Взгляд Бланки, скользнув по лицам, остановился на Тибо. Она слегка вздрогнула, хотя и знала, что увидит его. Ее воздыхатель! Поэт и певец, тот, кого в Шампани называют «принцем труверов». Тот, кто в нее влюблен. Да, был… Сейчас стоит и смотрит на нее пока что бесстрастно, не отводя глаз, в которых читается укор. С ним потом. Он последний. А сейчас суд, скорый и справедливый, в присутствии ее маршалов и членов совета.
– Граф Булонский Филипп! – Бланка бросила строгий взгляд на дядю юного Людовика. – Вы, насколько я понимаю, претендуете на трон. Предъявите ваши основания. Я хочу их слышать.
Обвинение было серьезным, положение – щекотливым. Королевская власть – это нечто святое, ее признавали все. Она от Бога. Строптивому предстояло как-то выкрутиться.
– Возведение на трон вашего отпрыска незаконно! – громко объявил он. – Я такой же сын Филиппа Августа, как и ваш покойный супруг. Папа Иннокентий узаконил брак моего отца…
– Это мне известно, – нетерпеливо перебила Бланка.
– Случилось это в одна тысяча двухсотом году, когда вы, мадам, двенадцатилетней девочкой прибыли на землю Франции из Кастилии. Поэтому престол по закону должен был достаться другому сыну короля Филиппа, то есть мне.
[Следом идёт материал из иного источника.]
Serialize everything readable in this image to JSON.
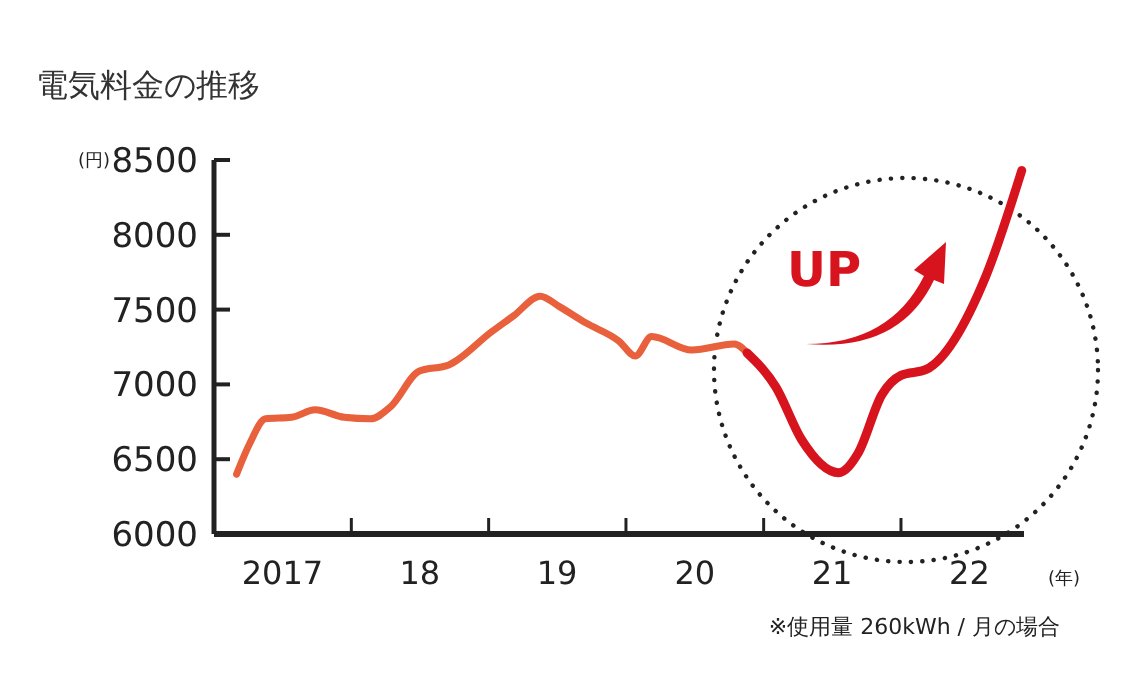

В общем-то, Филипп Юрпель был прав, Бланка понимала это. Он такой же кандидат в монархи, как и ее Людовик, которому, несмотря на то что он старший среди детей, еще не гарантировано право на престол. Избрание монарха происходило на собрании всех знатных людей королевства. Ошибка Людовика VIII была в том, что он, следуя примеру отца, при жизни не короновал сына. Лишь после XIII столетия королем автоматически становился старший сын почившего государя. Ныне же время это еще не пришло. Граф Булонский был прав: королева-мать обманула их всех. Мигом став вместо обвинителя обвиняемой, она теперь думала, что ей ответить. Любые ее доводы и отговорки были бы тотчас же отметены. Ей предстояло из ответчицы стать судьей, ибо она королева, и не след вассалу указывать ей на правильность ее решений. Именно с этих позиций предстояло ей перейти в наступление. Несколько мгновений понадобилось ей для того, чтобы понять, чтó она должна сказать, как заткнуть рот этому и в самом деле строптивому сыну Филиппа Августа. У нее были два козыря. Всего два, но сильных. Их не побить ни одной карте. Пусть в дальнейшем в жилах этого мятежного графа вновь закипит царственная кровь, но в этот раз она нанесет ему сокрушительный удар обоими козырями сразу. Тот и другой – в руках Церкви. Этот гигант поможет ей свалить зарвавшегося и непокорного бретонского графа.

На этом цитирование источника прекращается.